The reports seem to be growing louder and louder that the Nationals won’t be bringing Adam Dunn back next season. And if true, would represent a huge set back for the organization. The reports have been consistent in saying that the Nationals are hesitant to offer Dunn the 4 year’s that he wants, instead preferring to stick to 2 or 3 years. Defense seems to be the chief concern among the naysayers in resigning Dunn, despite it being better this year at first base. Now no one will confuse Dunn for an elite defender, but he has improved his defense enough to warrant a job at first for the Nats.
And if you had made this decision that Dunn wasn’t worth 4 years, why didn’t you move him two months ago at the trade deadline? I know you might not have gotten the cream of the crop in prospects, but even a couple 2nd tier guys (Dan Hudson+ from the White Sox perhaps) would have been worth it compared to the draft picks you will receive. For all the hype about getting two first round picks, it really isn’t true. It is only a first round pick if a team has one of the top 15 records in the majors. So that means team’s like say the Angels who might look for an upgrade at DH over Matsui (not to mention one that can play some 1B in case Morales gets hurt again), or the Cubs who need a power hitter in the middle of their lineup and a 1B, or even say the Brewers if they deal Fielder might look for a big bat to replace him, would only have to give up a 2nd round pick to replace him.
What’s worse is those aren’t going to be the only weak teams chasing him, the A’s could get interested as they need a big bat and have always valued three true outcome guys like Dunn. Also the cross town Orioles have been looking to make a splash for years and could upgrade over Ty Wiggington at 1B. While the Nats could get a 1st round pick if a team like the White Sox, Giants, Braves or Rangers (among others) sign Dunn, it isn’t a given. Dunn is on the low end of the spectrum for Type-A free agents (the system is a bit antiquated, and Dunn’s average weighs him down) so if a team like the Braves were to add both Dunn and say Jayson Werth this offseason the Nationals would get the Braves 2nd round pick. While it is a bit less unlikely a team could add two Type-A free agents that rank higher than Dunn, and the Nationals would end up with a 3rd round pick. Same thing is true for the teams that finish with one of the 15 worst records, so while unlikely if the Cubs go on a spending spree the Nationals could have a 4th round pick as compensation for Dunn.
Yes they would still get a supplemental 1st round pick, but that kind of compensation pales in comparison to what they could have potentially gotten in the trade market (not to mention the fact the Nationals would have to spend millions of dollars to sign these players). Draft pick compensation is nice and all and beneficial to rebuilding, but as the Nationals showed this year, extra picks aren’t necessary to having a top draft.

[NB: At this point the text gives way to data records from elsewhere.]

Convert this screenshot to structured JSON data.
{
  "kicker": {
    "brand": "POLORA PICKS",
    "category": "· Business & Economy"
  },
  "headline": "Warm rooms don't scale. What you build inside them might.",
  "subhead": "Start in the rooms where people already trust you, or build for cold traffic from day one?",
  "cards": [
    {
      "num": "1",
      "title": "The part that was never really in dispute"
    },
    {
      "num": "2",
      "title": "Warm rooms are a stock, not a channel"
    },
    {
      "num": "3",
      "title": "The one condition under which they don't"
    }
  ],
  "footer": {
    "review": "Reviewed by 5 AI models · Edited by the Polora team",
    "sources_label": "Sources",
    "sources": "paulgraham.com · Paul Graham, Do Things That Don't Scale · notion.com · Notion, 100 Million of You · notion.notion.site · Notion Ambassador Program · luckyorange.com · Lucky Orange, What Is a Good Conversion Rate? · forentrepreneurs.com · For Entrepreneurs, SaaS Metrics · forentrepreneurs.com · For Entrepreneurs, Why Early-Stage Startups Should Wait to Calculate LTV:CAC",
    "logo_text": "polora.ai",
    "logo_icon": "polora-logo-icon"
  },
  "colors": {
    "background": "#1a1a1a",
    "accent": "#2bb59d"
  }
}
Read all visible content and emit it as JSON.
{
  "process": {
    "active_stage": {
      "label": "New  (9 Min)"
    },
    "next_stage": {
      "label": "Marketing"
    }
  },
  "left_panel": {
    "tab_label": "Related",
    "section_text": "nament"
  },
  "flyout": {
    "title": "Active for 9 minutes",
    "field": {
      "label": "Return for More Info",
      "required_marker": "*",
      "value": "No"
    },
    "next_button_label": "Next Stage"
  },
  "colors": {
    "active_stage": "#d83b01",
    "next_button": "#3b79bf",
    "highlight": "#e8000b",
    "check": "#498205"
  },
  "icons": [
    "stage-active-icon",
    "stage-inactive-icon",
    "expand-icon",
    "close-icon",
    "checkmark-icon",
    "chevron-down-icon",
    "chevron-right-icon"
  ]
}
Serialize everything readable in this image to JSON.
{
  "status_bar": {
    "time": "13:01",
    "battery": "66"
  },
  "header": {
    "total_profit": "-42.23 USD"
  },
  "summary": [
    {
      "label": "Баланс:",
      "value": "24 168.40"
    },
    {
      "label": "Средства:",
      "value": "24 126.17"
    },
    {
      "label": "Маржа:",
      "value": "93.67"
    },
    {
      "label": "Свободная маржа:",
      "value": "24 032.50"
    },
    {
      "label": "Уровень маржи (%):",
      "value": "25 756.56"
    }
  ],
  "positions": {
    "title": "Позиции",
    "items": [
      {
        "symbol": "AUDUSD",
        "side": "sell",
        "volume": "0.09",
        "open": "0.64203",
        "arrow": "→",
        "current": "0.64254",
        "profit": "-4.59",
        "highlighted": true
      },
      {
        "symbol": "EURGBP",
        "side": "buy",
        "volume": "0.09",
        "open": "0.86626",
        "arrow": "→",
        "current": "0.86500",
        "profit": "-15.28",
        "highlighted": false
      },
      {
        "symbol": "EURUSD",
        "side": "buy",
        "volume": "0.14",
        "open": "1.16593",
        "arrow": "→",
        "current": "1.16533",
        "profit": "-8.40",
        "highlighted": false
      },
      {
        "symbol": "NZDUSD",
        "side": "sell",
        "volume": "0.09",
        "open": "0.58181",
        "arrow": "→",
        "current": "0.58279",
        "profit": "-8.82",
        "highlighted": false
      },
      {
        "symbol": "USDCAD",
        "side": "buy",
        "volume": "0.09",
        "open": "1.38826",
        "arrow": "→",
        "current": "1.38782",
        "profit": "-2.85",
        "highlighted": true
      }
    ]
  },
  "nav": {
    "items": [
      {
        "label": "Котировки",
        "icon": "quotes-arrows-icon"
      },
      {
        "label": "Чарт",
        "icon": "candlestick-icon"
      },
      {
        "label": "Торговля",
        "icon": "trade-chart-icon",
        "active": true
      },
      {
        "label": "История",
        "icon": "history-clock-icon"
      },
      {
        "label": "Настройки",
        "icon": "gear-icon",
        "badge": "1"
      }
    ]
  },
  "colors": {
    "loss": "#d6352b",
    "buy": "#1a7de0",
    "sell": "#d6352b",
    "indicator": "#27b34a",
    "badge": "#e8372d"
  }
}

Even taking Bryce Harper out of the equation, the Nationals had a good draft getting three young quality pitchers in Sammy Solis, A.J. Cole, and Robbie Ray (a long with a few other talents). Sure it will be nice to have a few extra picks, but it won’t increase the talent pool that much overall, as now they might not spend as much on later picks. All-in-all compensation picks are exactly what they were intended to be, a consolation prize but one that should have had zero impact on the Nationals decision to trade Dunn (though they do increase his trade value, since a contender trading for him can get some talent back).
Yes there are some decent bats on the free agent market who can replace some of Dunn’s production and who might be better fielders (maybe not all of them). But with the exception of Paul Konerko (and even he isn’t as good or consistent as Dunn), none of these guys (Adam LaRoche, Aubrey Huff, Carlos Pena) offer the true middle of the order hitter the Nationals are looking for or are the box office sensation that Dunn is. Now maybe it could have made sense if they had gotten some prospects in return for a Dunn deal, that helped them at other positions (all three OF spots, starting rotation etc.).
But to just replace Dunn with Pena or LaRoche won’t do the trick, and will only save the Nationals money. While thats nice it isn’t exactly a deep free agent crop to invest in. Even if they sign Werth and say LaRoche and lose Dunn, the Nats offense won’t really improve to the point of contention. Sure their defense will be better, but if their offense ranks 20th in both OBP and Slug %, where will it rank without him? Sure Willingham will be back from injury, but the Nats were ranking in the 20’s even when he was healthy. I just don’t see how there is a lateral or positive move out there by not signing Dunn.
While I realize it is a growing possibility that Dunn could be gone when free agency begins, I hope the Nationals reconsider (or build a time machine to go back to the trade deadline). Sure it might have killed some (of the little) Nationals fan base, but at least they would be building for the future. If they don’t end up resigning him, I hope the team will make the most out of a tough situation and add the money necessary to the draft budget to sign two additional young talents. Time will tell if the Nationals made the right move in this situation, but I have to tell you as a Nationals fan I worry that it will be a bad offseason.